Tony guardò istintivamente Ziva. Dopo le ore che aveva trascorso in sala anti-contaminazione ogni colpo di tosse lo preoccupava, e dal momento che proveniva da sua figlia, lo era ancora di più.
Ziva provò a tranquillizzarlo con lo sguardo, mentre con una mano accarezzava la schiena di sua figlia, ma anche lei dovette nascondere un velo di terrore.

Quella notte nessuno riusciva a dormire. Ziva si rivoltava nel letto, in preda a degli incubi, Tony era preoccupato per Ariel, e la piccola di tanto in tanto tossiva violentemente.
Il ragazzo era steso con le braccia dietro la nuca a fissare il soffitto, come fosse un cielo stellato, quando si accorse che Ziva continuava a muoversi incessantemente nel letto. Provò a calmarla senza svegliarla, e quando le mise una mano in fronte, era completamente sudata.
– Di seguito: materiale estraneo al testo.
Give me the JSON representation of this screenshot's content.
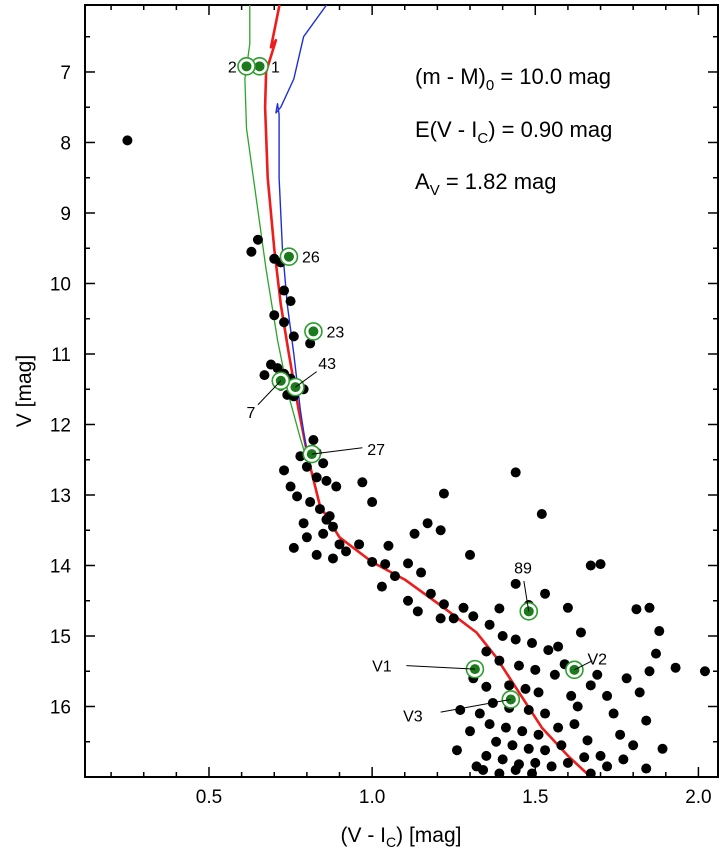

Pochi secondi dopo si alzò di scatto, ansimando e con gli occhi che le uscivano quasi fuori dalle orbite.
"Era solo un sogno, Zee..."
"Si, era solo un..." stava ripetendo lei, ma Ariel riprese a tossire ancora più forte di prima.
"No, non lo era!" si corresse subito, terrorizzandosi.

L'estate stava finendo, ormai. Le giornate avevano preso ad accorciarsi, e di sera, la casa era molto più fredda. Il pavimento di marmo era ghiacciato sotto i piedi nudi di Ziva, che angosciata camminava da un lato all'altro della stanza, con sua figlia in braccio, cercando di calmare ogni suo attacco di tosse.
Tony era andato a chiamare Ducky, ma poiché non rispondeva, e la situazione sembrava essere molto grave, non esitò a mettersi in macchina ed andare a prenderlo.
Quando arrivarono trovarono Ziva intenta a tranquillizzare Ariel che aveva iniziato a piangere per la pesante atmosfera che si avvertiva in quella casa.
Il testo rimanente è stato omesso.